Fortunately, Morgan says, standing even for shorter periods can result in significant benefits.

“From the research I’ve seen — not necessarily in early intervention, but just with standing — the better pattern is to stand more frequently for shorter durations during the day,” she says.

She again takes cues from the way typically developing infants and toddlers change positions all day long, from sitting to crawling to pulling to a stand, then going back to sitting.

“Think about kids getting in and out of different postures and positions,” she says. “Th at’s actually preferred. The problem is when you have a child who’s completely dependent — it’s not easy for a parent and a family to switch them back and forth all throughout the day. So they usually end up standing for a longer duration. But if they can’t tolerate that, it doesn’t mean they didn’t benefit from that activity.”

Hicks notes that research indicates that with standing, “more is better, and the rule of thumb is to try to have a consistent standing program that can grow into one hour per day. But much like exercise, the age, the strength and tolerance of the child have to be taken into consideration. Also, the child has to work up to (standing for longer periods) over time, because it can be taxing in the beginning. To gain strength and standing tolerance, children should be allowed therapeutic rest within the standing program. For example, if the child is having problems maintaining head control, then they should be allowed to rest by reclining back so their neck muscles can recover when the head is on the headrest. Sadly, some insurance and state funding agencies will only pay for an upright stander for young children, so they must get out of the stander to rest, which makes it harder for the caregiver and harder for the child to stand enough to gain endurance and obtain the full benefit from standing.”

When introducing standing into a child’s regimen, Morgan also recommends making a gradual transition.

“With the younger child or the person that’s extremely dependent and difficult to transfer into a sit-to-stand stander, I like to do more of the supine positioning standers,” Morgan says. “Th at’s a position they’re used to being in.

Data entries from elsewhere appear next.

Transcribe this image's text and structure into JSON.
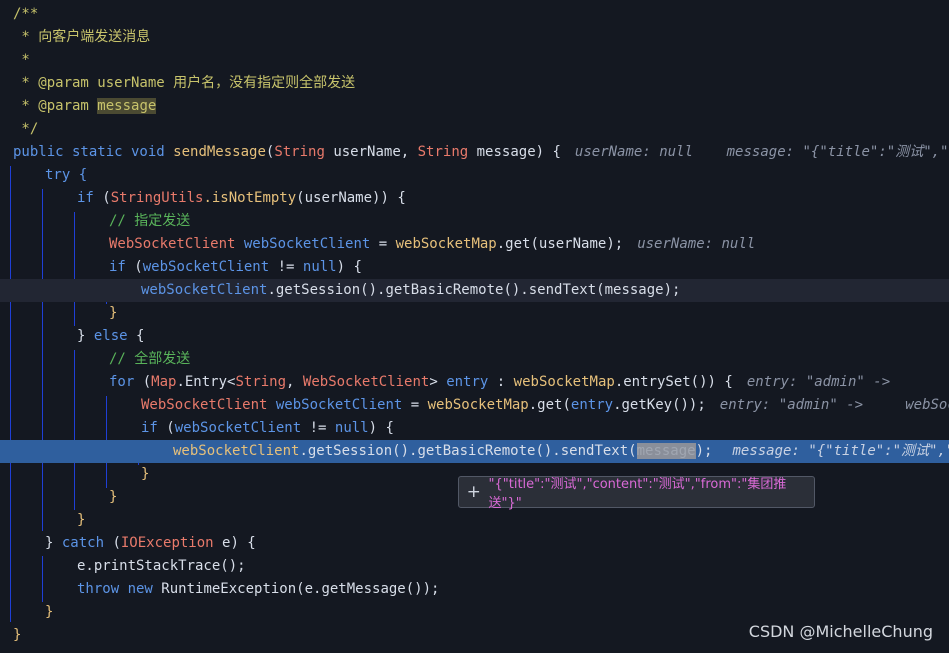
{
  "doc": {
    "l1": "/**",
    "l2": " * 向客户端发送消息",
    "l3": " *",
    "l4a": " * @param userName ",
    "l4b": "用户名，没有指定则全部发送",
    "l5a": " * @param ",
    "l5b": "message",
    "l6": " */"
  },
  "code": {
    "sig": {
      "kw": "public static void ",
      "fn": "sendMessage",
      "p1": "(",
      "t1": "String",
      "a1": " userName, ",
      "t2": "String",
      "a2": " message) {",
      "hint": "userName: null    message: \"{\"title\":\"测试\",\"conte"
    },
    "try_kw": "try {",
    "if1": {
      "kw": "if ",
      "p": "(",
      "cls": "StringUtils",
      "fn": ".isNotEmpty",
      "rest": "(userName)) {"
    },
    "cm1": "// 指定发送",
    "decl1": {
      "type": "WebSocketClient",
      "var": " webSocketClient",
      "eq": " = ",
      "map": "webSocketMap",
      "rest": ".get(userName);",
      "hint": "userName: null"
    },
    "if2": {
      "kw": "if ",
      "p": "(",
      "var": "webSocketClient",
      "mid": " != ",
      "nul": "null",
      "rest": ") {"
    },
    "send1": {
      "var": "webSocketClient",
      "rest": ".getSession().getBasicRemote().sendText(",
      "msg": "message",
      "end": ");"
    },
    "close1": "}",
    "else_line": {
      "b": "} ",
      "kw": "else",
      "rest": " {"
    },
    "cm2": "// 全部发送",
    "for_line": {
      "kw": "for ",
      "p": "(",
      "t1": "Map",
      "t1b": ".Entry<",
      "t2": "String",
      "c": ", ",
      "t3": "WebSocketClient",
      "gt": "> ",
      "var": "entry",
      "col": " : ",
      "map": "webSocketMap",
      "rest": ".entrySet()) {",
      "hint": "entry: \"admin\" ->"
    },
    "decl2": {
      "type": "WebSocketClient",
      "var": " webSocketClient",
      "eq": " = ",
      "map": "webSocketMap",
      "get": ".get(",
      "e": "entry",
      "rest": ".getKey());",
      "hint": "entry: \"admin\" ->     webSocketC"
    },
    "if3": {
      "kw": "if ",
      "p": "(",
      "var": "webSocketClient",
      "mid": " != ",
      "nul": "null",
      "rest": ") {"
    },
    "send2": {
      "var": "webSocketClient",
      "rest": ".getSession().getBasicRemote().sendText(",
      "msg": "message",
      "end": ");",
      "hint": "message: \"{\"title\":\"测试\",\"cont"
    },
    "close2": "}",
    "close3": "}",
    "close4": "}",
    "catch_line": {
      "b": "} ",
      "kw": "catch",
      "p": " (",
      "type": "IOException",
      "rest": " e) {"
    },
    "print": "e.printStackTrace();",
    "throw_line": {
      "kw": "throw new ",
      "rest": "RuntimeException(e.getMessage());"
    },
    "close5": "}",
    "close6": "}"
  },
  "tooltip": {
    "icon": "plus-icon",
    "plus": "+",
    "value": "\"{\"title\":\"测试\",\"content\":\"测试\",\"from\":\"集团推送\"}\""
  },
  "watermark": "CSDN @MichelleChung",
  "colors": {
    "background": "#141821",
    "keyword": "#5c94e6",
    "type": "#e87a6b",
    "comment": "#59b35a",
    "doc": "#c7c36b",
    "highlight": "#2f5f9e"
  }
}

They’re used to lying down. They can lie down and get the straps on them and secure, and then you gradually elevate them. They have the same risk of blood pressure drop as an adult would, so you have to monitor them physiologically to make sure they’re tolerating that activity, and the way you do that is by very slowly progressing them and gradually bringing them up to a standing position.

“Some children with severe respiratory issues may desaturate when they’re in a standing position, so you have to watch their oxygen saturation, make sure that they’re doing OK from that perspective.”

Trying a tilt table first for someone using a supine standing model can be helpful, she added. The child, she explains, is probably thinking, “I’m used to the ceiling as my reference point, and now I can’t see it anymore.”

The Joys of Standing

A child who is able to stand gives his or her clinical team some new and potentially therapeutic opportunities.

“The last thing you want is for somebody to get a stander and stand all day,” Morgan says. “That’s like sitting all day. But a standing device would give another option for that baby instead of being in the swing all day or the adaptive chair or the wheelchair. It gives them another option for a different position to be in.

“The OT or the speech therapist might say, ‘Wow, she can manage her food or suck or swallow much better when she’s weight bearing on her feet. Instead of feeding her in her feeder chair, let’s try to do some feeding while she’s in her standing frame.’ It’s totally individual for the client.”

Toddlers seem to be constantly moving and changing positions. Morgan points out that they’re good role models.

“They’re transitioning in and out of positions all day long. The more we can mimic the activities of a typically developing child, the better it’s going to be.”